It was a joy to see all the accusations against "too stupid to be president" actually in printed form on a major media newsite such as CNN, who for months has been in MAJOR denial that there was any news actually happening in the world.
I imagine their reluctance to face reality will no doubt return soon but if we can keep the pressure on it might be possible to FORCE them to actually do their jobs.
See the story ...... Forum focuses on 'Downing St. memo' it's a thing of beauty.
The president "may have deliberately deceived the United States to get us into a war," Jerrold Nadler, a New York Democrat, said. "Was the president of the United States a fool or a knave?"IA
The Democratic congressmen were relegated to a tiny room in the bottom of the Capitol, and the Republicans who run the House scheduled 11 major votes to coincide with the afternoon event.
"We have not been told the truth," Cindy Sheehan, whose soldier son was killed in Baghdad a year ago, told the Democrats. "If this administration doesn't have anything to hide, they should be down here testifying."
The White House refuses to respond to a May 5 letter from 122 congressional Democrats about whether there was a coordinated effort to "fix" the intelligence and facts around the policy, as the Downing Street memo says.

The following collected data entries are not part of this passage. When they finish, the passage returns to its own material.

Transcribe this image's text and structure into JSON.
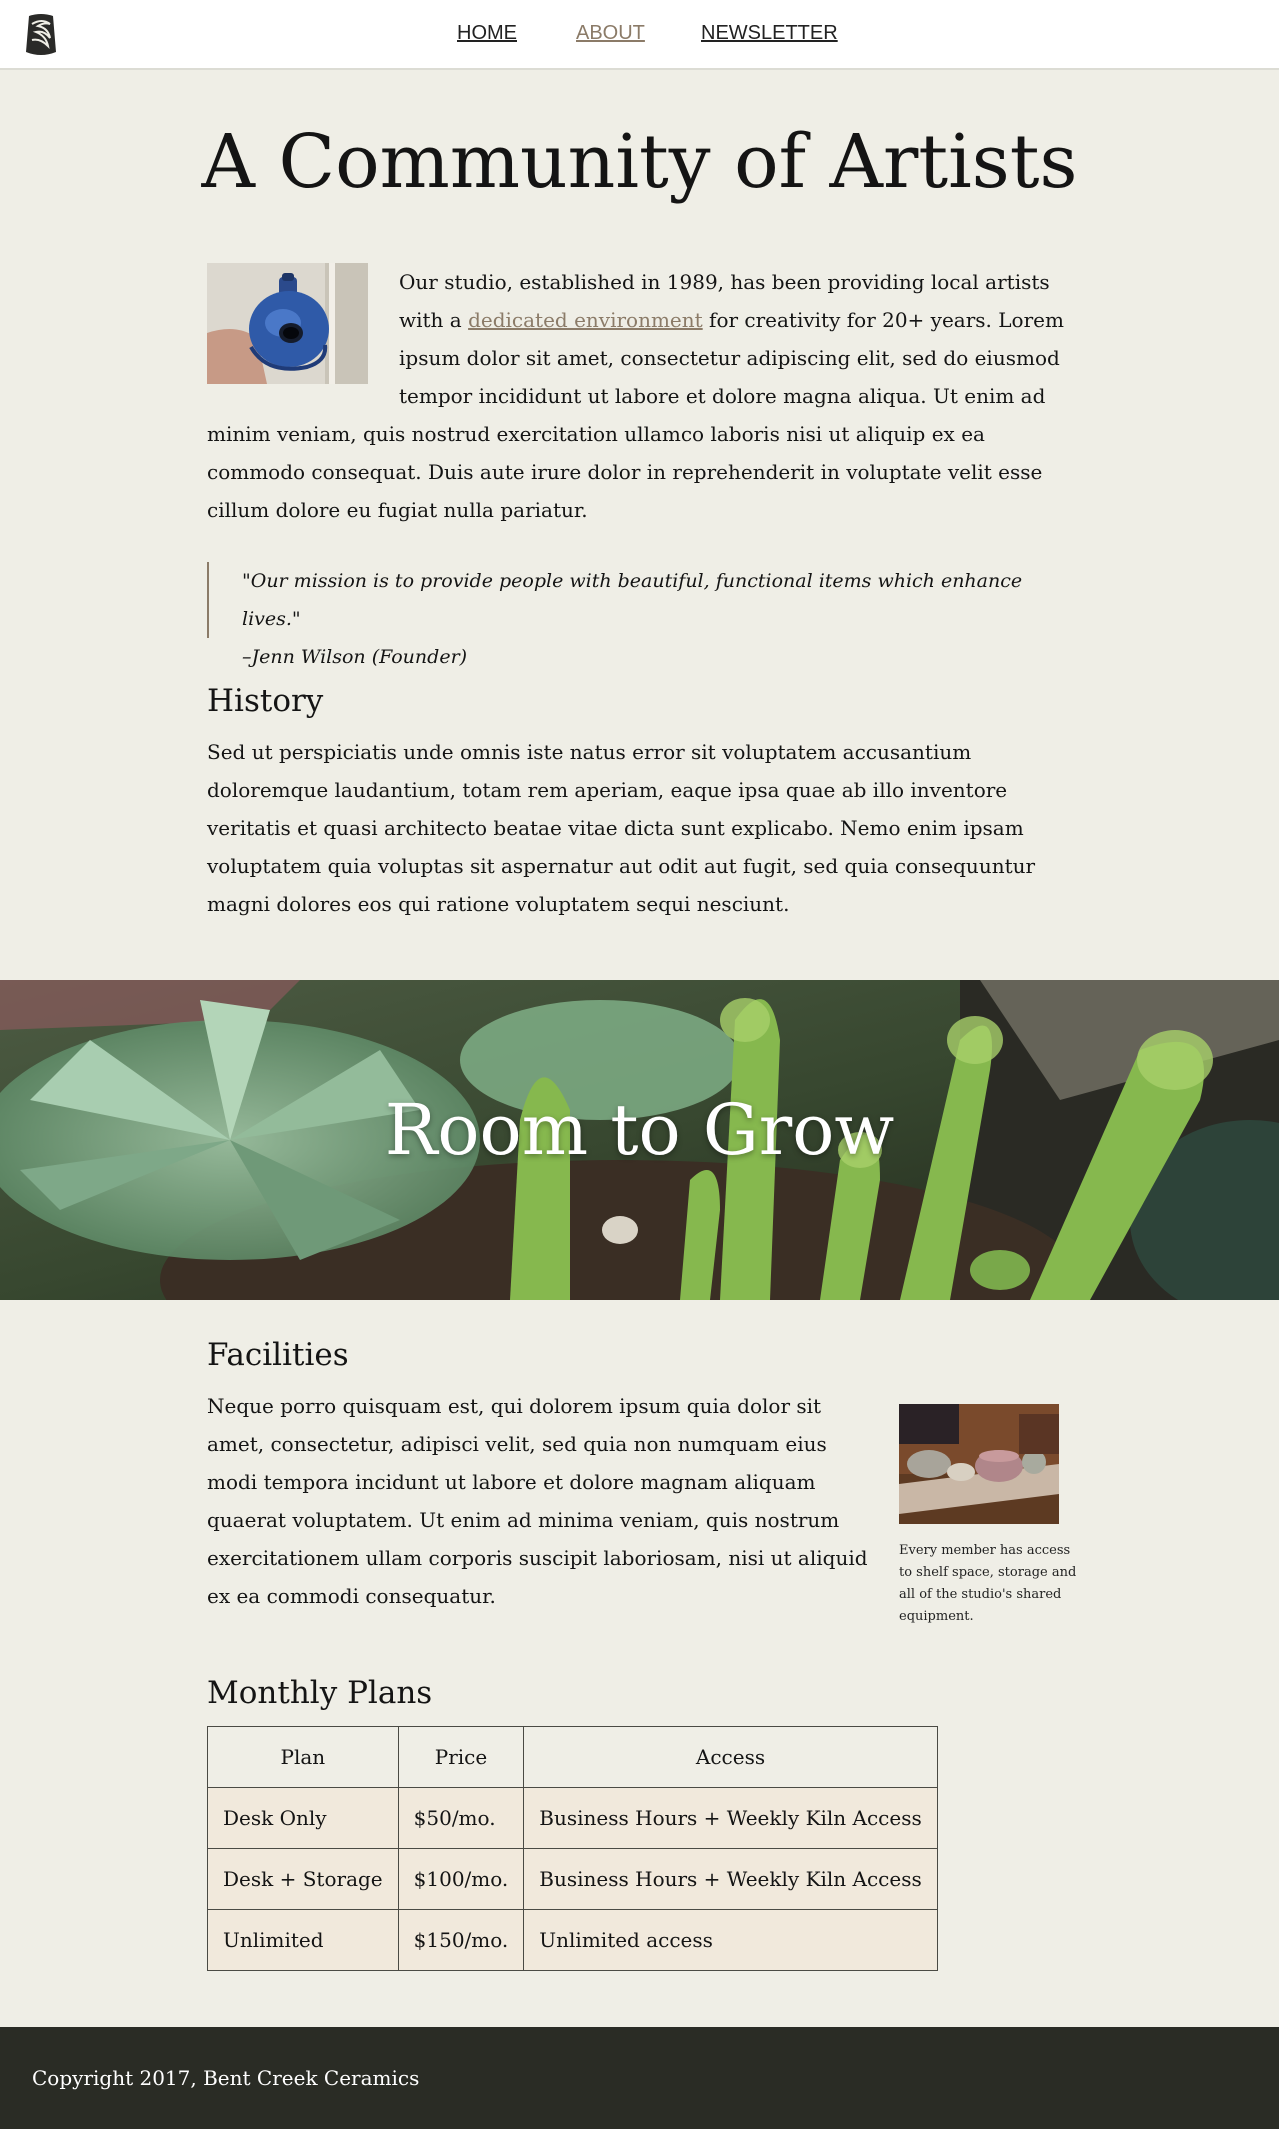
{
  "nav": {
    "links": [
      {
        "label": "HOME"
      },
      {
        "label": "ABOUT",
        "active": true
      },
      {
        "label": "NEWSLETTER"
      }
    ]
  },
  "page_title": "A Community of Artists",
  "intro": {
    "text_before_link": "Our studio, established in 1989, has been providing local artists with a ",
    "link_text": "dedicated environment",
    "text_after_link": " for creativity for 20+ years. Lorem ipsum dolor sit amet, consectetur adipiscing elit, sed do eiusmod tempor incididunt ut labore et dolore magna aliqua. Ut enim ad minim veniam, quis nostrud exercitation ullamco laboris nisi ut aliquip ex ea commodo consequat. Duis aute irure dolor in reprehenderit in voluptate velit esse cillum dolore eu fugiat nulla pariatur."
  },
  "quote": {
    "text": "\"Our mission is to provide people with beautiful, functional items which enhance lives.\"",
    "attribution": "–Jenn Wilson (Founder)"
  },
  "history": {
    "heading": "History",
    "text": "Sed ut perspiciatis unde omnis iste natus error sit voluptatem accusantium doloremque laudantium, totam rem aperiam, eaque ipsa quae ab illo inventore veritatis et quasi architecto beatae vitae dicta sunt explicabo. Nemo enim ipsam voluptatem quia voluptas sit aspernatur aut odit aut fugit, sed quia consequuntur magni dolores eos qui ratione voluptatem sequi nesciunt."
  },
  "hero": {
    "title": "Room to Grow"
  },
  "facilities": {
    "heading": "Facilities",
    "text": "Neque porro quisquam est, qui dolorem ipsum quia dolor sit amet, consectetur, adipisci velit, sed quia non numquam eius modi tempora incidunt ut labore et dolore magnam aliquam quaerat voluptatem. Ut enim ad minima veniam, quis nostrum exercitationem ullam corporis suscipit laboriosam, nisi ut aliquid ex ea commodi consequatur.",
    "caption": "Every member has access to shelf space, storage and all of the studio's shared equipment."
  },
  "plans": {
    "heading": "Monthly Plans",
    "headers": [
      "Plan",
      "Price",
      "Access"
    ],
    "rows": [
      [
        "Desk Only",
        "$50/mo.",
        "Business Hours + Weekly Kiln Access"
      ],
      [
        "Desk + Storage",
        "$100/mo.",
        "Business Hours + Weekly Kiln Access"
      ],
      [
        "Unlimited",
        "$150/mo.",
        "Unlimited access"
      ]
    ]
  },
  "footer": {
    "text": "Copyright 2017, Bent Creek Ceramics"
  },
  "colors": {
    "background": "#efeee6",
    "accent": "#8b7b68",
    "footer": "#2a2c25",
    "table_cell": "#f1e9dc"
  },
  "icons": {
    "logo": "swirl-logo-icon"
  }
}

White House spokesman Scott McClellan says Conyers "is simply trying to rehash old debates."
When Conyers couldn't get inside the White House gates Thursday, an anti-war demonstrator shouted, "Send Bush out!" Eventually, White House aides retrieved the petitions at the gate and took them into the West Wing.

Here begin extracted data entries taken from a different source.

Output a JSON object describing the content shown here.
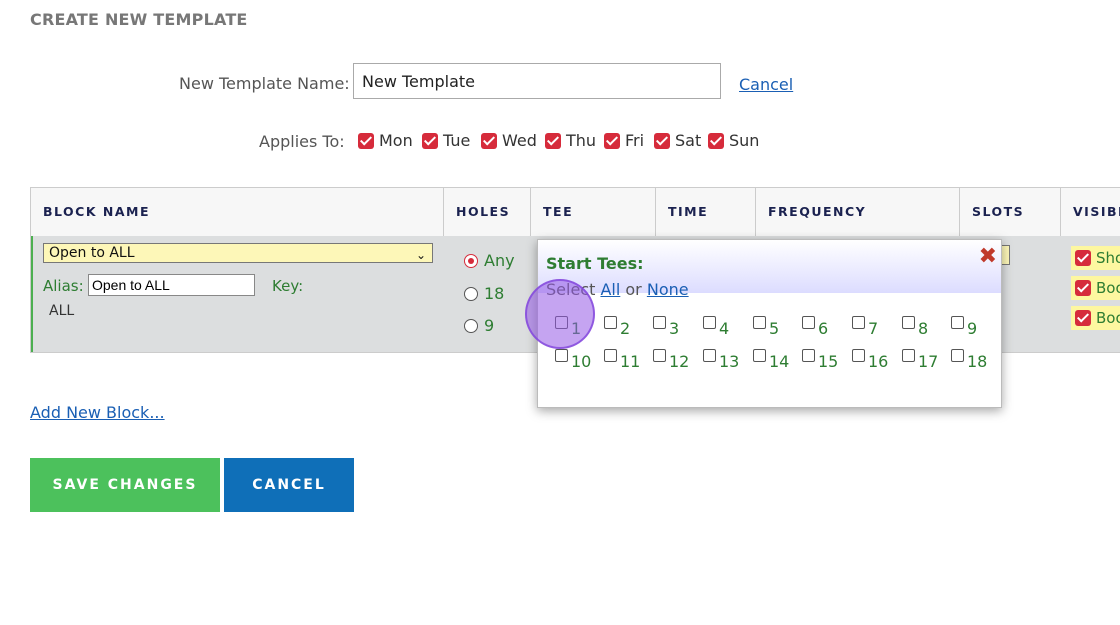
{
  "page": {
    "title": "CREATE NEW TEMPLATE"
  },
  "form": {
    "name_label": "New Template Name:",
    "name_value": "New Template",
    "cancel_link": "Cancel",
    "applies_label": "Applies To:",
    "days": [
      {
        "label": "Mon",
        "checked": true
      },
      {
        "label": "Tue",
        "checked": true
      },
      {
        "label": "Wed",
        "checked": true
      },
      {
        "label": "Thu",
        "checked": true
      },
      {
        "label": "Fri",
        "checked": true
      },
      {
        "label": "Sat",
        "checked": true
      },
      {
        "label": "Sun",
        "checked": true
      }
    ]
  },
  "table": {
    "headers": [
      "BLOCK NAME",
      "HOLES",
      "TEE",
      "TIME",
      "FREQUENCY",
      "SLOTS",
      "VISIBI"
    ],
    "row": {
      "block_select": "Open to ALL",
      "alias_label": "Alias:",
      "alias_value": "Open to ALL",
      "key_label": "Key:",
      "key_value": "ALL",
      "holes": [
        {
          "label": "Any",
          "selected": true
        },
        {
          "label": "18",
          "selected": false
        },
        {
          "label": "9",
          "selected": false
        }
      ],
      "visibility": [
        "Sho",
        "Boo",
        "Boo"
      ]
    }
  },
  "popup": {
    "title": "Start Tees:",
    "select_prefix": "Select",
    "select_all": "All",
    "select_or": "or",
    "select_none": "None",
    "close_icon": "close-x-icon",
    "tees": [
      "1",
      "2",
      "3",
      "4",
      "5",
      "6",
      "7",
      "8",
      "9",
      "10",
      "11",
      "12",
      "13",
      "14",
      "15",
      "16",
      "17",
      "18"
    ]
  },
  "actions": {
    "add_block": "Add New Block...",
    "save": "SAVE CHANGES",
    "cancel": "CANCEL"
  },
  "colors": {
    "accent_green": "#4cc15c",
    "accent_blue": "#0f6fb8",
    "checkbox_red": "#d62b3b",
    "header_navy": "#1b2250"
  }
}
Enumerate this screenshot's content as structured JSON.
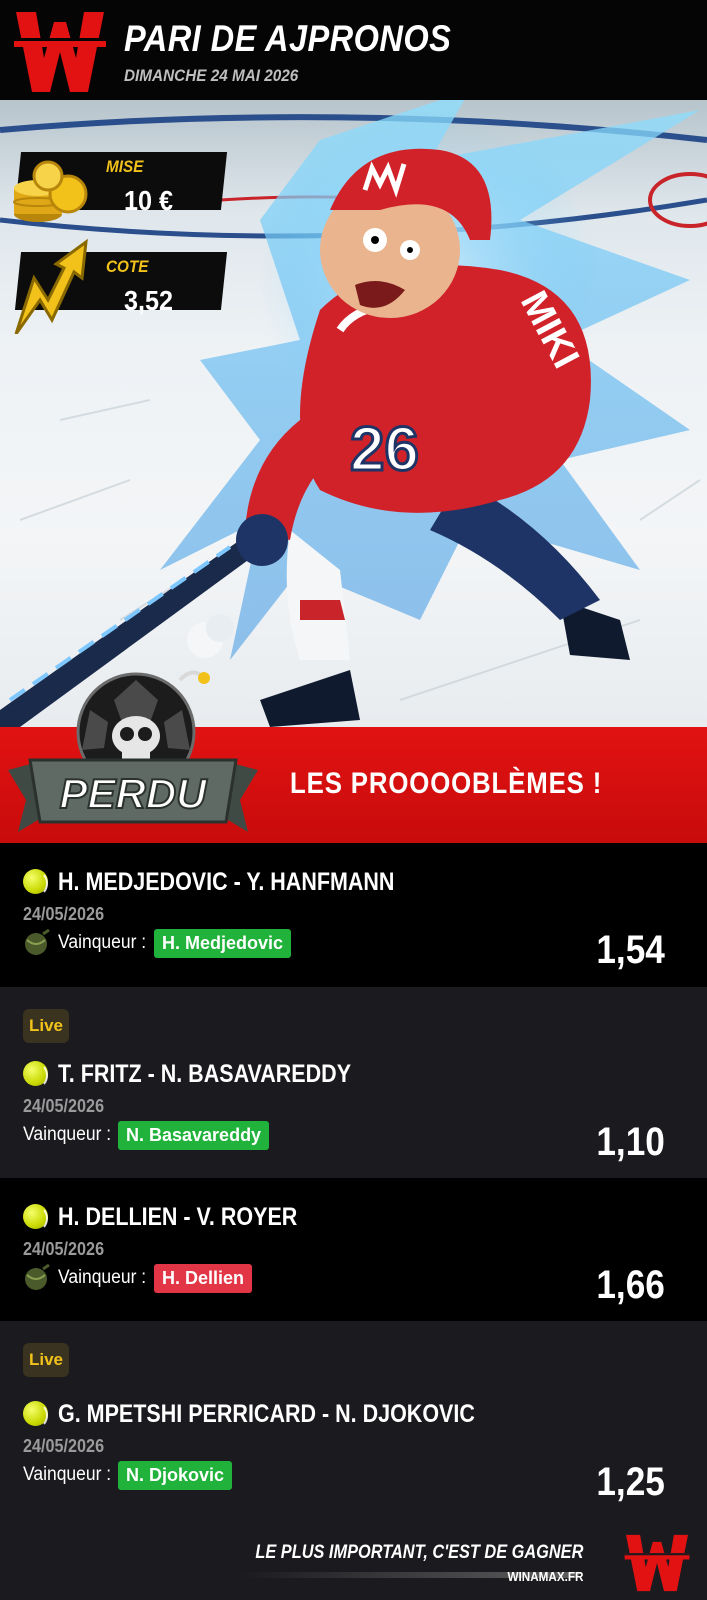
{
  "header": {
    "title": "PARI DE AJPRONOS",
    "subtitle": "DIMANCHE 24 MAI 2026"
  },
  "stake": {
    "label": "MISE",
    "value": "10 €",
    "icon": "coins-icon"
  },
  "odds": {
    "label": "COTE",
    "value": "3,52",
    "icon": "lightning-arrow-icon"
  },
  "hero": {
    "helmet_logo": "W",
    "jersey_number": "26",
    "jersey_text": "MIKI"
  },
  "result": {
    "badge": "PERDU",
    "message": "LES PROOOOBLÈMES !",
    "icon": "skull-ball-bomb-icon"
  },
  "bets": [
    {
      "live": "",
      "match": "H. MEDJEDOVIC - Y. HANFMANN",
      "date": "24/05/2026",
      "label": "Vainqueur :",
      "pick": "H. Medjedovic",
      "status": "won",
      "odd": "1,54"
    },
    {
      "live": "Live",
      "match": "T. FRITZ - N. BASAVAREDDY",
      "date": "24/05/2026",
      "label": "Vainqueur :",
      "pick": "N. Basavareddy",
      "status": "won",
      "odd": "1,10"
    },
    {
      "live": "",
      "match": "H. DELLIEN - V. ROYER",
      "date": "24/05/2026",
      "label": "Vainqueur :",
      "pick": "H. Dellien",
      "status": "lost",
      "odd": "1,66"
    },
    {
      "live": "Live",
      "match": "G. MPETSHI PERRICARD - N. DJOKOVIC",
      "date": "24/05/2026",
      "label": "Vainqueur :",
      "pick": "N. Djokovic",
      "status": "won",
      "odd": "1,25"
    }
  ],
  "footer": {
    "tagline": "LE PLUS IMPORTANT, C'EST DE GAGNER",
    "site": "WINAMAX.FR"
  },
  "colors": {
    "brand_red": "#e21212",
    "gold": "#f2c21b",
    "won_green": "#20b23a",
    "lost_red": "#e23545"
  }
}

"Quite frankly, evidence that appears to be building up points to whether or not the president has deliberately misled Congress to make the most important decision a president has to make, going to war," Rep. Charles Rangel of New York, senior Democrat on the House Ways and Means Committee, said earlier at the event on Capitol Hill.
Misleading Congress is an impeachable offense, a point that Rangel underscored by saying he's already been through two impeachments. He referred to the impeachment of President Clinton stemming from an affair with a White House intern and of President Nixon for Watergate, even though Nixon resigned to avoid impeachment.

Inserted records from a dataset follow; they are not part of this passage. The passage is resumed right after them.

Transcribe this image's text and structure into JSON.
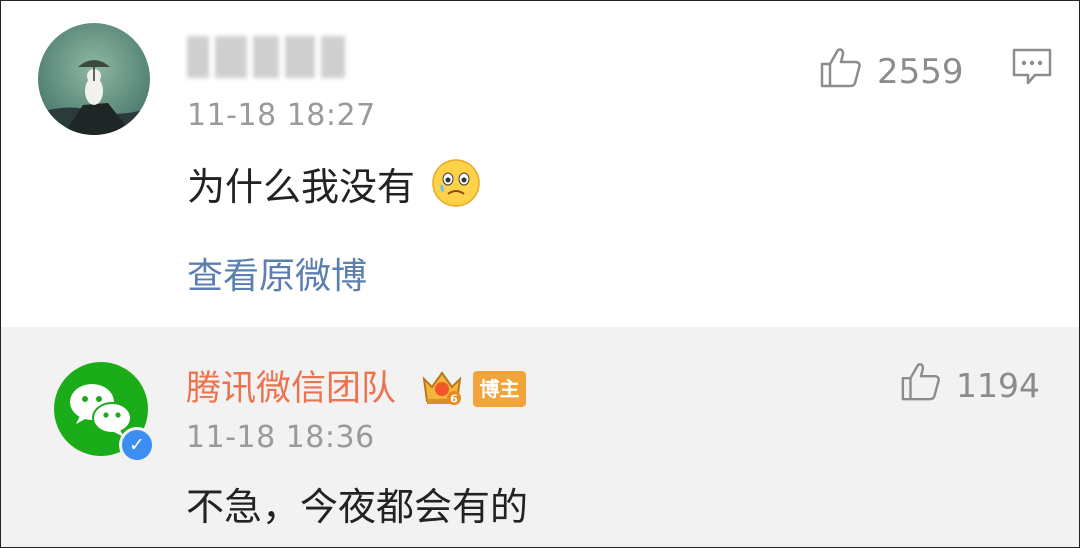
{
  "comment": {
    "username_blurred": true,
    "timestamp": "11-18 18:27",
    "text": "为什么我没有",
    "emoji": "crying-face-emoji",
    "likes": "2559",
    "view_original": "查看原微博"
  },
  "reply": {
    "username": "腾讯微信团队",
    "badge": "博主",
    "crown_level": "6",
    "timestamp": "11-18 18:36",
    "text": "不急，今夜都会有的",
    "likes": "1194"
  },
  "colors": {
    "reply_name": "#eb7350",
    "link": "#5b7fb0",
    "wechat_green": "#1aad19",
    "verified_blue": "#3d8ef3"
  }
}
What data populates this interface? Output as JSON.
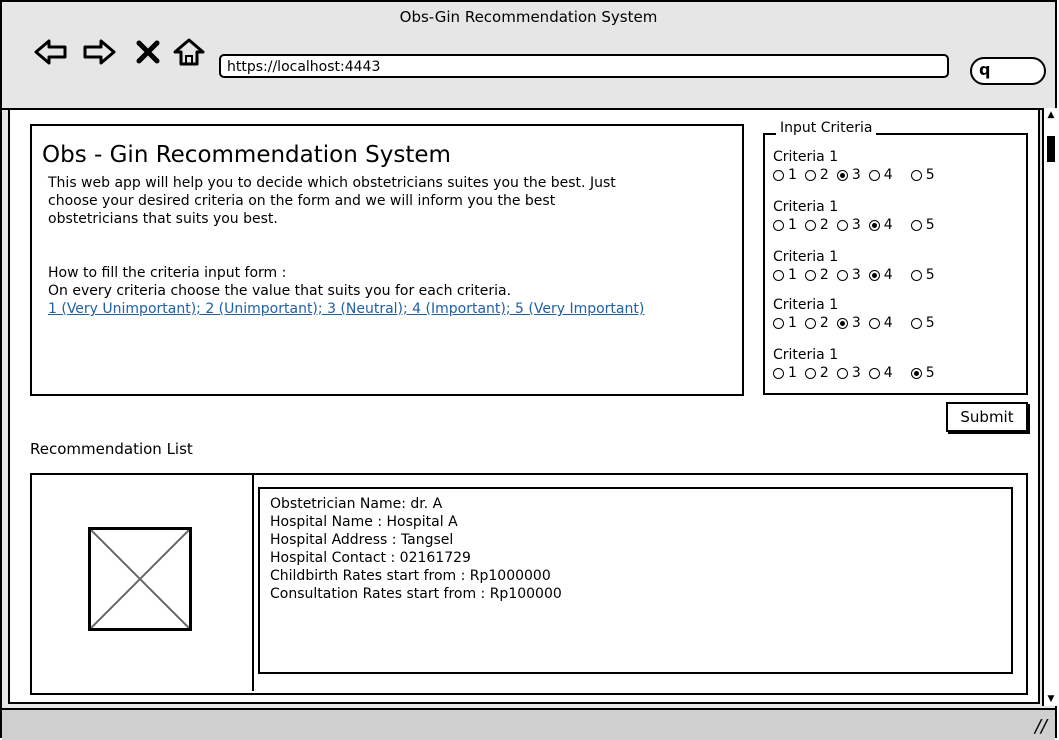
{
  "window": {
    "title": "Obs-Gin Recommendation System"
  },
  "browser": {
    "url": "https://localhost:4443",
    "nav_icons": [
      "back-arrow-icon",
      "forward-arrow-icon",
      "close-x-icon",
      "home-icon"
    ],
    "search_icon": "search-icon"
  },
  "intro": {
    "heading": "Obs - Gin Recommendation System",
    "paragraph1_line1": "This web app will help you to decide which obstetricians suites you the best. Just",
    "paragraph1_line2": "choose your desired criteria on the form and we will inform you the best",
    "paragraph1_line3": "obstetricians that suits you best.",
    "howto_line1": "How to fill the criteria input form :",
    "howto_line2": "On every criteria choose the value that suits you for each criteria.",
    "scale_link": "1 (Very Unimportant); 2 (Unimportant); 3 (Neutral); 4 (Important); 5 (Very Important)"
  },
  "criteria": {
    "legend": "Input Criteria",
    "items": [
      {
        "label": "Criteria 1",
        "options": [
          "1",
          "2",
          "3",
          "4",
          "5"
        ],
        "selected": "3"
      },
      {
        "label": "Criteria 1",
        "options": [
          "1",
          "2",
          "3",
          "4",
          "5"
        ],
        "selected": "4"
      },
      {
        "label": "Criteria 1",
        "options": [
          "1",
          "2",
          "3",
          "4",
          "5"
        ],
        "selected": "4"
      },
      {
        "label": "Criteria 1",
        "options": [
          "1",
          "2",
          "3",
          "4",
          "5"
        ],
        "selected": "3"
      },
      {
        "label": "Criteria 1",
        "options": [
          "1",
          "2",
          "3",
          "4",
          "5"
        ],
        "selected": "5"
      }
    ],
    "submit_label": "Submit"
  },
  "recommendations": {
    "label": "Recommendation List",
    "items": [
      {
        "name": "Obstetrician Name: dr. A",
        "hospital": "Hospital Name : Hospital A",
        "address": "Hospital Address : Tangsel",
        "contact": "Hospital Contact : 02161729",
        "childbirth": "Childbirth Rates start from : Rp1000000",
        "consultation": "Consultation Rates start from : Rp100000"
      }
    ]
  }
}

Conyers pointed to statements by Bush in the run-up to invasion that war would be a last resort. "The veracity of those statements has -- to put it mildly -- come into question," he said.
Former Ambassador Joseph Wilson said, "We are having this discussion today because we failed to have it three years ago when we went to war."
"It used to be said that democracies were difficult to mobilize for war precisely because of the debate required," Wilson said, going on to say the lack of debate in this case allowed the war to happen.